I grabbed Greg and told him like it was, “That boy is NOT going to be my nurse.” Greg understood my statement as I meant it: a direct demand that he needed to ensure. Here I was about two hours away from giving birth, and I’m surrounded by the XY species. I was even delivering another male, and it was just so…wrong.

Now, lots of women like to have their husband as their labor coach, and that’s great. My husband—God bless him—has….other strengths. As Greg so astutely observed, “Honey, I think it’s just a woman thing.” He tries, but there might something in here of my unwillingness to accept the fact that he understands anything of what’s going on at the moment.

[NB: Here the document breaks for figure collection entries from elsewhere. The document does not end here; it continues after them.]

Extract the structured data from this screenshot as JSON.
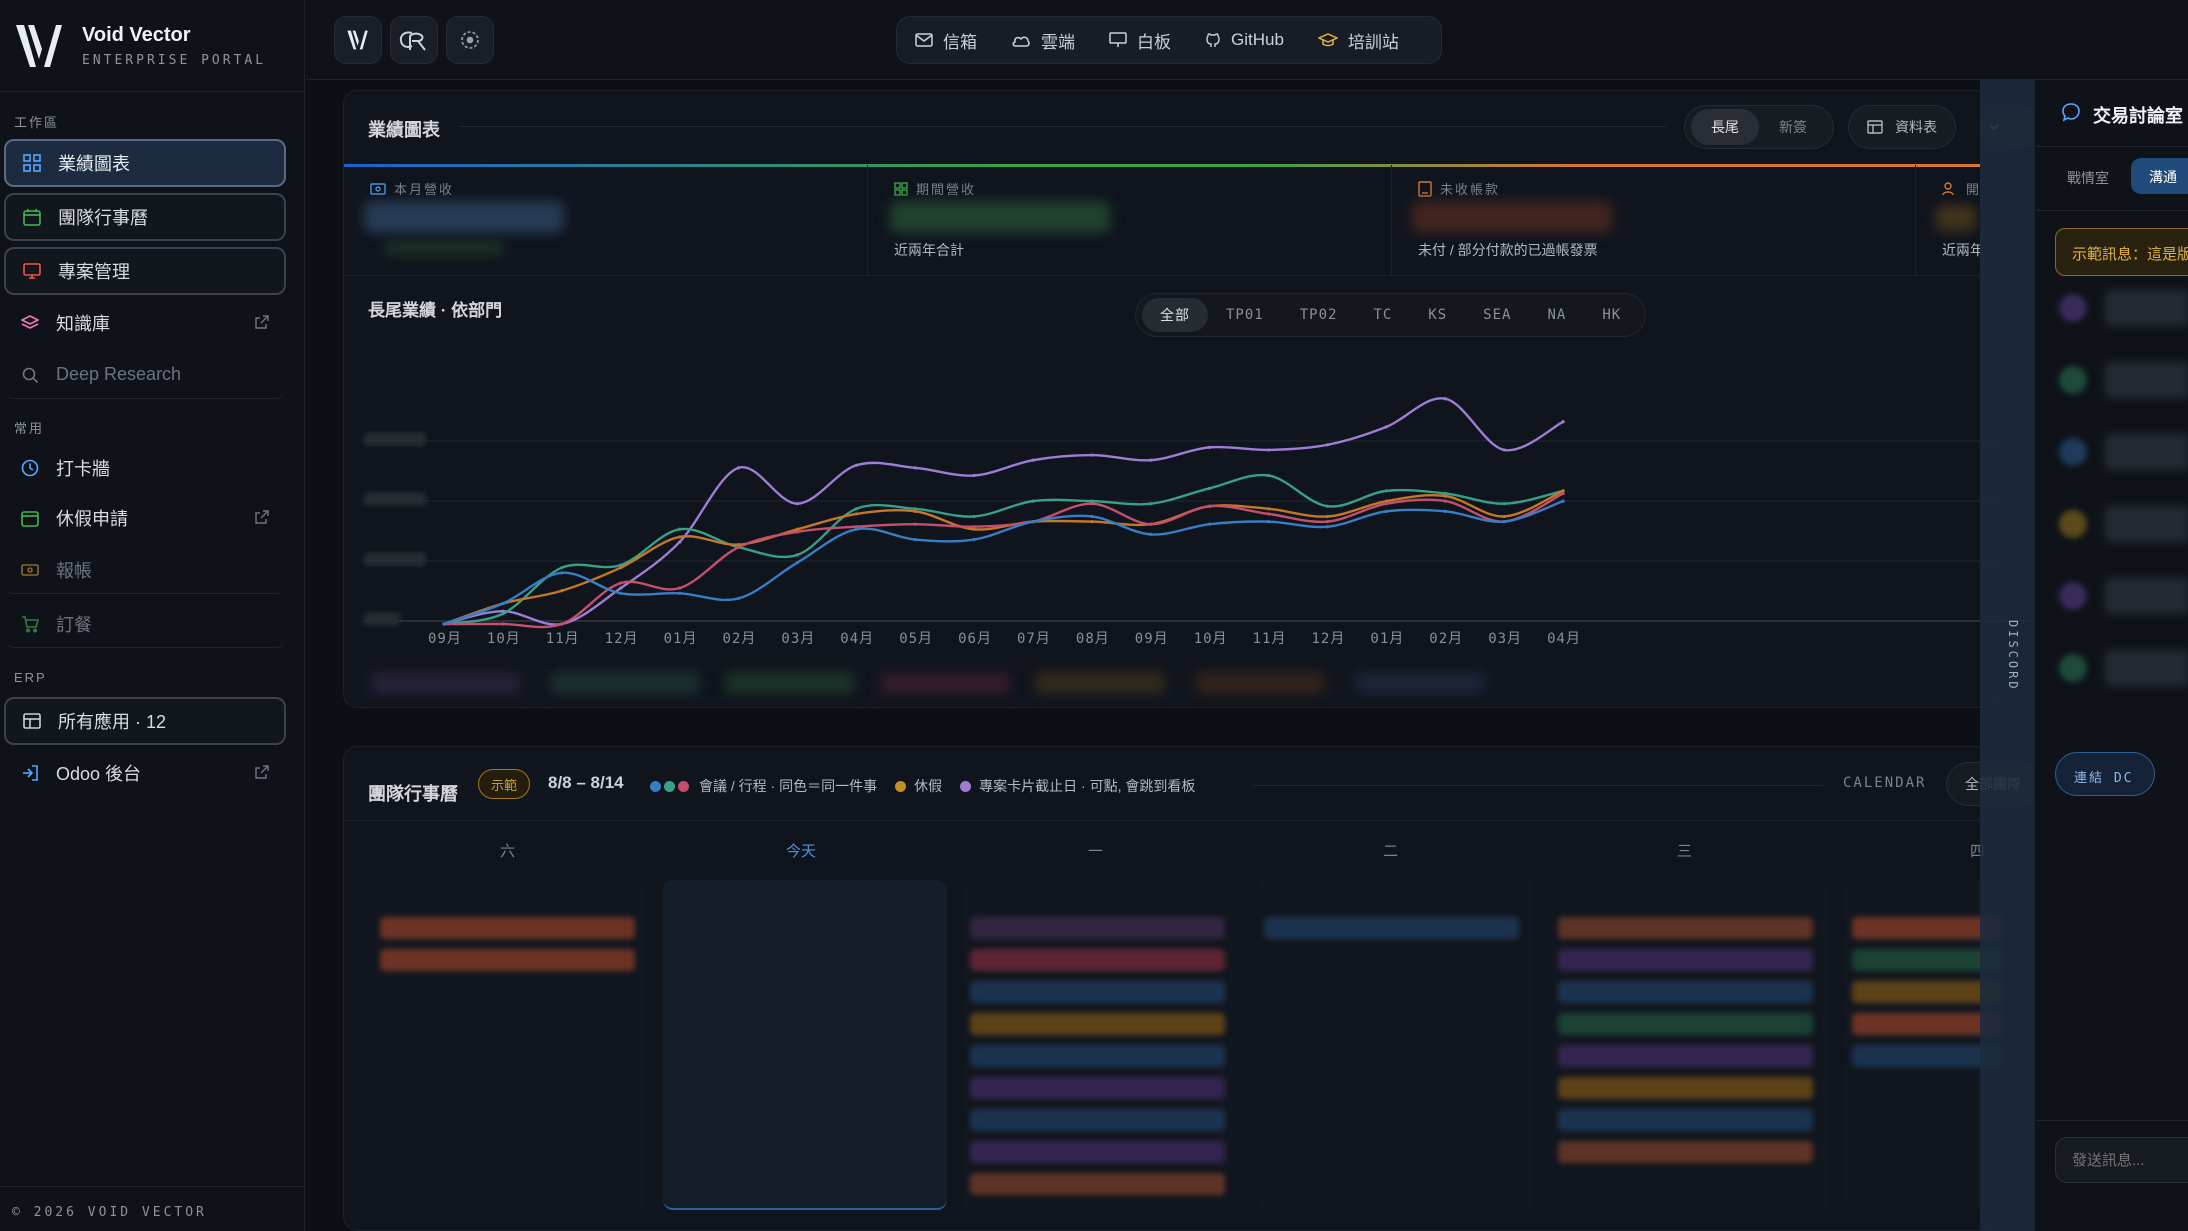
{
  "brand": {
    "name": "Void Vector",
    "subtitle": "ENTERPRISE PORTAL"
  },
  "sidebar": {
    "section_workspace": "工作區",
    "section_common": "常用",
    "section_erp": "ERP",
    "items": [
      {
        "label": "業績圖表",
        "icon": "grid-icon"
      },
      {
        "label": "團隊行事曆",
        "icon": "calendar-icon"
      },
      {
        "label": "專案管理",
        "icon": "monitor-icon"
      },
      {
        "label": "知識庫",
        "icon": "layers-icon"
      },
      {
        "label": "Deep Research",
        "icon": "search-icon"
      },
      {
        "label": "打卡牆",
        "icon": "clock-icon"
      },
      {
        "label": "休假申請",
        "icon": "calendar-icon"
      },
      {
        "label": "報帳",
        "icon": "receipt-icon"
      },
      {
        "label": "訂餐",
        "icon": "cart-icon"
      },
      {
        "label": "所有應用 · 12",
        "icon": "table-icon"
      },
      {
        "label": "Odoo 後台",
        "icon": "login-icon"
      }
    ],
    "footer": "© 2026 VOID VECTOR"
  },
  "topnav": {
    "items": [
      {
        "label": "信箱",
        "icon": "mail-icon"
      },
      {
        "label": "雲端",
        "icon": "cloud-icon"
      },
      {
        "label": "白板",
        "icon": "whiteboard-icon"
      },
      {
        "label": "GitHub",
        "icon": "github-icon"
      },
      {
        "label": "培訓站",
        "icon": "graduation-icon"
      }
    ]
  },
  "performance": {
    "title": "業績圖表",
    "toggle": [
      "長尾",
      "新簽"
    ],
    "toggle_active": "長尾",
    "datatable_label": "資料表",
    "kpis": [
      {
        "label": "本月營收",
        "sub": ""
      },
      {
        "label": "期間營收",
        "sub": "近兩年合計"
      },
      {
        "label": "未收帳款",
        "sub": "未付 / 部分付款的已過帳發票"
      },
      {
        "label": "開業客戶",
        "sub": "近兩年內有開業"
      }
    ],
    "chart_title": "長尾業績 · 依部門",
    "departments": [
      "全部",
      "TP01",
      "TP02",
      "TC",
      "KS",
      "SEA",
      "NA",
      "HK"
    ],
    "dept_active": "全部"
  },
  "chart_data": {
    "type": "line",
    "title": "長尾業績 · 依部門",
    "categories": [
      "09月",
      "10月",
      "11月",
      "12月",
      "01月",
      "02月",
      "03月",
      "04月",
      "05月",
      "06月",
      "07月",
      "08月",
      "09月",
      "10月",
      "11月",
      "12月",
      "01月",
      "02月",
      "03月",
      "04月"
    ],
    "ylim": [
      0,
      100
    ],
    "grid": true,
    "series": [
      {
        "color": "#b48cf2",
        "values": [
          0,
          5,
          0,
          14,
          32,
          61,
          47,
          62,
          61,
          58,
          64,
          66,
          64,
          69,
          68,
          70,
          77,
          88,
          68,
          79
        ]
      },
      {
        "color": "#3fb59a",
        "values": [
          0,
          4,
          22,
          23,
          37,
          30,
          27,
          45,
          45,
          42,
          48,
          48,
          47,
          53,
          58,
          46,
          52,
          51,
          47,
          52
        ]
      },
      {
        "color": "#e0862b",
        "values": [
          0,
          8,
          13,
          22,
          34,
          31,
          37,
          43,
          44,
          37,
          40,
          40,
          39,
          46,
          45,
          42,
          48,
          50,
          42,
          52
        ]
      },
      {
        "color": "#e05a7a",
        "values": [
          0,
          0,
          0,
          16,
          14,
          30,
          36,
          38,
          39,
          38,
          40,
          47,
          39,
          46,
          43,
          40,
          47,
          48,
          40,
          51
        ]
      },
      {
        "color": "#3d8fe0",
        "values": [
          0,
          8,
          20,
          12,
          12,
          10,
          24,
          37,
          33,
          33,
          40,
          42,
          35,
          39,
          40,
          38,
          44,
          44,
          40,
          48
        ]
      }
    ]
  },
  "calendar": {
    "title": "團隊行事曆",
    "badge": "示範",
    "range": "8/8 – 8/14",
    "legend_meeting": "會議 / 行程 · 同色＝同一件事",
    "legend_leave": "休假",
    "legend_project": "專案卡片截止日 · 可點, 會跳到看板",
    "calendar_label": "CALENDAR",
    "team_filter": "全部團隊",
    "days": [
      "六",
      "今天",
      "一",
      "二",
      "三",
      "四"
    ],
    "colors": {
      "meeting1": "#3d8fe0",
      "meeting2": "#3fb59a",
      "meeting3": "#e05a7a",
      "leave": "#e0a22b",
      "project": "#b48cf2"
    }
  },
  "chat": {
    "title": "交易討論室",
    "tabs": [
      "戰情室",
      "溝通"
    ],
    "tab_active": "溝通",
    "notice": "示範訊息：這是版",
    "connect": "連結 DC",
    "placeholder": "發送訊息...",
    "discord_label": "DISCORD"
  }
}
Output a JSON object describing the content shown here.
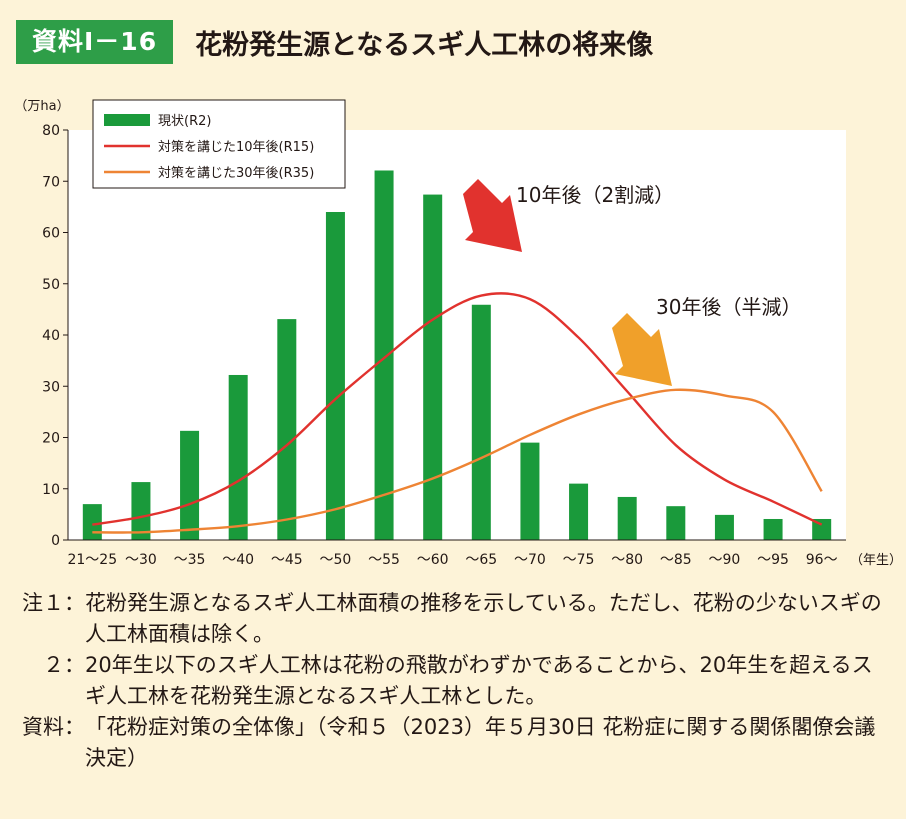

It seems that “the boy” at the nurse’s station was an EMT in training and needed to witness a few births. Turns out he had to wait for someone with perfect Bradley technique or an epidural, as me and the screaming lady before me just weren’t in the mood.

There aren’t any men planning to attend the next birth. Well, I should say that Greg plans to be there, but he understands what to do when an irritated cat with sharp nails is curled up in a corner.